Five people have died in Sierra Leone's first confirmed outbreak of the Ebola virus, the World Health Organisation (WHO) said yesterday, signalling a new expansion of the disease that regional officials said had been brought under control.
Ebola, a haemorrhagic fever with a fatality rate of up to 90 per cent, is believed to have killed some 185 people in neighbouring Guinea and Liberia since March in the first deadly appearance of the disease in West Africa.
Previously, several suspected cases of Ebola were recorded in Sierra Leone early on in the West African outbreak, but the people later tested negative for the disease.
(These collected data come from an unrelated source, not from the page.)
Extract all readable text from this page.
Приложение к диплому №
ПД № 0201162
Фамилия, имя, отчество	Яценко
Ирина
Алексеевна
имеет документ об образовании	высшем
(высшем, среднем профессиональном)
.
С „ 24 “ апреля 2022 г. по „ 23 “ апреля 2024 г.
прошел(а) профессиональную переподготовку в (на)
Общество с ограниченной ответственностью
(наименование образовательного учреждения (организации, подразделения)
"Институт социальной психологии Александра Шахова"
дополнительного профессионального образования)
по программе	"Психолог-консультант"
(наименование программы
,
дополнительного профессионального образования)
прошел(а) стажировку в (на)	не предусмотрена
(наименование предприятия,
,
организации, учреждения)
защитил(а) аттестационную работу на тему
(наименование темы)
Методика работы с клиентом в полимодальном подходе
In a statement posted on its website, the WHO said the outbreak in Sierra Leone was located in an area along the country's border with Guinea's Guéckédou prefecture, where some of the earliest cases of the disease were recorded.
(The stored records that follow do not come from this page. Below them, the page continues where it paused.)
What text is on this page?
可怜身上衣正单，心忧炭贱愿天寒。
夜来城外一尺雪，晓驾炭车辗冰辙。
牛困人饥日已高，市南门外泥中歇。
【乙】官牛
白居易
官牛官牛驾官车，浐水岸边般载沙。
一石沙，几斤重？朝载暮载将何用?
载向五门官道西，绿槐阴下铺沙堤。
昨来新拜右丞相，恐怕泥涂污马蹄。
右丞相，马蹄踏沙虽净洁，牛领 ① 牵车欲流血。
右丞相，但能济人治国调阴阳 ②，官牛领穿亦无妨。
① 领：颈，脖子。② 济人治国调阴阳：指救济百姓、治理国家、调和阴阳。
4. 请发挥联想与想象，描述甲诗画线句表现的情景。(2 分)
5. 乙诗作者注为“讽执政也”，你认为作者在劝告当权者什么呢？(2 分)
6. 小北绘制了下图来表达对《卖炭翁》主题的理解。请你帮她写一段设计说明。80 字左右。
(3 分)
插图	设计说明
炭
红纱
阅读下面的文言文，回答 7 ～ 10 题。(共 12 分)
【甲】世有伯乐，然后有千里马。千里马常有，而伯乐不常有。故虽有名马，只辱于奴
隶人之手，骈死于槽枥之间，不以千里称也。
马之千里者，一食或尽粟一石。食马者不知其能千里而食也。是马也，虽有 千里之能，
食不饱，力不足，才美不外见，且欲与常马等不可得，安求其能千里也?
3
The WHO said it was deploying six experts to the area along with essential supplies.
The West African outbreak spread from a remote corner of Guinea to the capital, Conakry, and into Liberia, causing panic across a region struggling with weak health care systems and porous borders. A total of 258 clinical cases have been recorded in Guinea since the outbreak was first identified as Ebola, including 174 deaths - 95 confirmed, 57 probable and 57 suspected - according to the WHO.
No new cases of Ebola have been detected since April 26 in Conakry, where an outbreak could pose the biggest threat of an epidemic due to the city's role as an international travel hub.
However Guinean health officials announced two new confirmed cases on Friday in an area previously untouched by the virus. The disease is thought to have killed 11 people in Liberia.
Ebola is endemic to the Democratic Republic of Congo, Gabon, Uganda and South Sudan, and scientists initially believed that Central Africa's Zaire strain of the disease was responsible for the infections in Guinea and Liberia.
However, researchers later published a study saying the West African outbreak was caused by a new strain of Ebola.
Ebola is one in a handful of diseases that are so deadly and so contagious that they pose a risk to national security, according to the US Centres for Disease Control and Prevention.